He's won international acclaim, including a Bafta Best Actor nomination for his role in the Oscar-winning 2008 movie Slumdog Millionaire.
But British-Indian actor Dev Patel thinks conquering Bollywood isn't for him.
"I respect it as a medium: I think there are enough talented guys out there," said the 25-year-old.
"I'm in a place where I grew up in the UK, and I'm in this very small niche where I can breathe life into stories from my country, and bring them to a new generation of people.
"But I don't see myself really doing Bollywood. I want to approach a more international kind of audience if possible."
He was in town yesterday for the Singapore International Film Festival (SGIFF) panel session for his latest film, The Man Who Knew Infinity.
In it, Patel plays Srinivasa Ramanujan, a real-life self-taught mathematical genius from India in the 19th century who gets the opportunity to work with esteemed professor G.H. Hardy (Jeremy Irons) in Cambridge University.
Written and directed by Matt Brown, the biographical drama was screened at the festival last night to a sold-out audience and will open in cinemas here on May 12.
Patel is not bothered by suggestions that he is playing to Indian stereotypes with his roles, like in The Best Exotic Marigold Hotel (2012) and its 2015 sequel. "Unlike some other actors, I embrace playing who I am; I'm a British Asian and I'm not ashamed of it."
He added that Slumdog Millionaire revitalised Hollywood's interest in India and opened new doors for him.
"It's very rare that a man who looks like myself is gifted with a role like this in The Man Who Knew Infinity.
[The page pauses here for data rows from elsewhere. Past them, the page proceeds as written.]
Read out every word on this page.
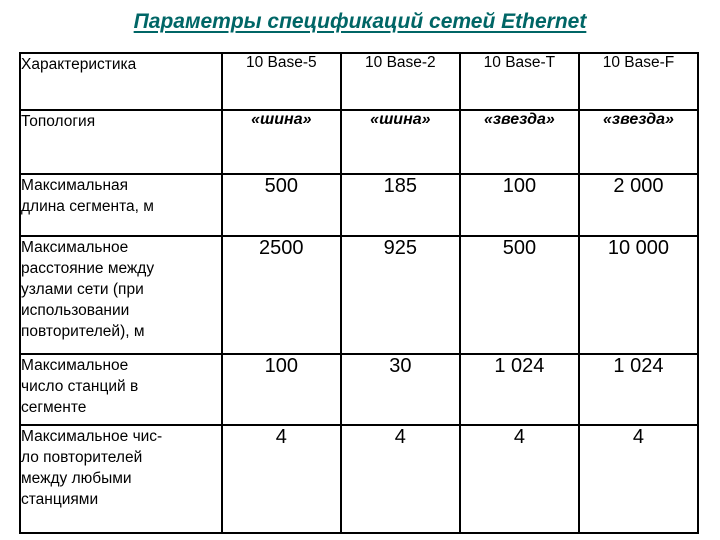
Параметры спецификаций сетей Ethernet
Характеристика	10 Base-5	10 Base-2	10 Base-T	10 Base-F
Топология	«шина»	«шина»	«звезда»	«звезда»

Максимальная
длина сегмента, м	500	185	100	2 000

Максимальное
расстояние между
узлами сети (при
использовании
повторителей), м	2500	925	500	10 000

Максимальное
число станций в
сегменте	100	30	1 024	1 024

Максимальное чис-
ло повторителей
между любыми
станциями	4	4	4	4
I've had lots of Indian-centric offers in my small career so far, but this was completely different," said Patel.
"I was blown away by my character's great passion and resilience."
He candidly admitted he was not an obvious choice to play mathematical prodigy Ramanujan, as he "wasn't the best at maths".
"Look at me, I can't sit still for too long," he told the audience, shifting about in his seat restlessly.
"I'm kind of dyslexic in maths. I keep getting chosen for these roles that are far more intelligent than I am."
Patel's lack of mathematical talent was also a sore point with his family, as his own father was an accountant.
"I'd be letting him down every time I brought back my maths grades. But hey, I'm playing Ramanujan now, so I did alright."
So how did Patel tackle the challenge of portraying the brainy pioneer, who saw abstract mathematical patterns all around him in nature?
"A lot of the maths went over my head, to be honest. There's this scene in the film where I'm writing an equation on the chalkboard and our consultant mathematician Ken Ono taught me to see the symmetry in mathematics, and look at it like a picture.
"I understood the symmetry, and that's how I got my head around it."